A 66‐year‐old man with a history of chronic heart failure collapsed at work, and his colleagues contacted the emergency medical service (EMS). Our hospital’s RRC was requested and dispatched to the scene at the same time. The EMS arrived at the scene 8 min after the call and confirmed CPA with ventricular fibrillation (VF) as an initial rhythm and immediately initiated chest compressions. The first defibrillation was initiated 9 min after the call, but VF persisted. Cardiopulmonary arrest was diagnosed, and persistent VF was considered. Because this is an indication for prehospital ECPR, EMS requested for MOREs. The EMS immediately started resuscitation using mechanical CPR and transferred the patient from the scene. Eight minutes after the EMS started ACLS, RRC joined the EMS on the way to the hospital and confirmed that VF persisted. The RRC staff decided to carry out prehospital ECPR and transferred the patient to the MOREs docking point 16 km from the hospital (26 min by car). On patient arrival at the MOREs docking point, cannulation was carried out (56 min after the call). The ECMO cannulas were percutaneously inserted, and ECMO was initiated 10 min after the operation with a 63‐min low‐flow time. Return of spontaneous circulation was achieved when the patient arrived at the hospital. The pupillary light reflex was absent, but he showed miosis and spontaneous breathing. An emergency percutaneous coronary intervention was carried out, and the patient was admitted to the ICU. On day 3 of the ICU, although he was in a comatose state, he was taken off the ECMO. Computed tomography showed signs of cerebral hypoxia; although the patient survived, he sustained severe neurological impairment.

Discussion

Our hospital is the only tertiary emergency medical facility in a large medical zone that covers the northern coastal region of Japan, extending >50 km.
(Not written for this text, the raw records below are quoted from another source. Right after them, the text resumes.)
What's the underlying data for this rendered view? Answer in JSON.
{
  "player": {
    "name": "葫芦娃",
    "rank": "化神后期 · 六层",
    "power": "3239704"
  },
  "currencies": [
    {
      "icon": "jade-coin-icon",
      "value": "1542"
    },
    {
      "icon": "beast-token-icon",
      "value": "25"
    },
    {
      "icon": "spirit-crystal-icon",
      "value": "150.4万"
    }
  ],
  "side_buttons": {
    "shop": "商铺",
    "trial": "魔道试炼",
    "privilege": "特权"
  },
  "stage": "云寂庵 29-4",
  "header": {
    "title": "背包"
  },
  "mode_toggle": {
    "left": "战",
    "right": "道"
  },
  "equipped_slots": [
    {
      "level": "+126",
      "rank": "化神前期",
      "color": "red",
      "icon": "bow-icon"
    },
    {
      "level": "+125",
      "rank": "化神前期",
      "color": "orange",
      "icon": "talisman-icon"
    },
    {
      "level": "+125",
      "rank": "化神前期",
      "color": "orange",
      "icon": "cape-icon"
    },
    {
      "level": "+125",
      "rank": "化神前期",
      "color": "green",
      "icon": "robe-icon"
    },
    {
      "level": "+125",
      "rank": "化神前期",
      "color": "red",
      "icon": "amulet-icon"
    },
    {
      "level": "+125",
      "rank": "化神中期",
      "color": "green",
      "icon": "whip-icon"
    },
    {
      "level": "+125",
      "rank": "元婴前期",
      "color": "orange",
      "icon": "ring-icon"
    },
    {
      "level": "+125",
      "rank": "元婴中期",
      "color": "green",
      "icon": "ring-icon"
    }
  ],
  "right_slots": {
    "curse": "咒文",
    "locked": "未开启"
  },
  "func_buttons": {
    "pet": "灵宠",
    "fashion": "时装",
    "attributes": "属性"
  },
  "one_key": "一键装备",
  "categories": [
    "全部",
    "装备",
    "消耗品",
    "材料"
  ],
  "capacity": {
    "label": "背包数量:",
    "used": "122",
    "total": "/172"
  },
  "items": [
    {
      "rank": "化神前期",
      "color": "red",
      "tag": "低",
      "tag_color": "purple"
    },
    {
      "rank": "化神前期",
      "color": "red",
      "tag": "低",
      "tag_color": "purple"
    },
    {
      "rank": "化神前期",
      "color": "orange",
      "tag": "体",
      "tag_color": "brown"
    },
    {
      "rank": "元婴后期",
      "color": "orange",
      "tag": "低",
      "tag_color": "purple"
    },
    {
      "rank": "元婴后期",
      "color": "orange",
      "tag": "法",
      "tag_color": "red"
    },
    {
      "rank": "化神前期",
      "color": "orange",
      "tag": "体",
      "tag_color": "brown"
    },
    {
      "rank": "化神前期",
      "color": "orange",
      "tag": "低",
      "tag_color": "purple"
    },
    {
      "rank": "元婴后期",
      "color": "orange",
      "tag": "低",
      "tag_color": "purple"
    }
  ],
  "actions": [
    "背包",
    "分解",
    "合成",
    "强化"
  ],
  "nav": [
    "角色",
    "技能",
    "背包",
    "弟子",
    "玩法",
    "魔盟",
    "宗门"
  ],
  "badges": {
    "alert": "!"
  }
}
Transport duration by road can sometimes exceed 60 min. Therefore, transport by helicopter emergency medical services (HEMS) is priority for OHCA patients in distant areas, then ECPR is undertaken at the hospital. However, during long‐distance transport using HEMS, the low‐flow time commonly exceeds 21 min from initiation of resuscitation, and over 60 min passes before patient arrival at the hospital. Typical outcomes are unsatisfactory. Transporting prehospital ECPR teams and ECMO devices to remote sites and undertaking prehospital ECPR using MOREs can improve patient prognosis. Prehospital ECPR inclusion criteria of our center are: (i) initial rhythm, VF/ventricular tachycardia, (ii) possibly in Cardiac cause, (iii) witnessed arrest, (iv) arrest with bystander CPR, (v) cannot reach the hospital within 40 min. A good indication for MOREs is when OHCA patients are over 40 min away from the hospital by ambulance transport or when adverse weather conditions prevent HEMS transport. We also consider accidental hypothermia to be an indication for prehospital ECPR using MOREs, as in case 1, although not included in the inclusion criteria above. In our hospital, we treat seven to eight cases of accidental hypothermia annually. For grade III or higher severity of accidental hypothermia, there is an increased risk of CPA during rescue or transport by helicopter due to the difficulty of loading and unloading patients and flight turbulence. The risks and benefits of transporting patients to institutions where ECMO or cardiopulmonary bypass can be carried out must be weighed, particularly in areas with long transport duration.

Conclusion

We carried out the first prehospital ECPR in Japan to save two OHCA patients. However, we have encountered only a few cases thus far, limiting our findings. More cases need to be assessed to better understand the procedure outcomes.

Disclosure

Approval of the research protocol: N/A. Informed consent: Informed consent was obtained from the subjects and their families. Registry and the registration no. of the study/trial: N/A. Animal studies: N/A. Conflict of interest: None.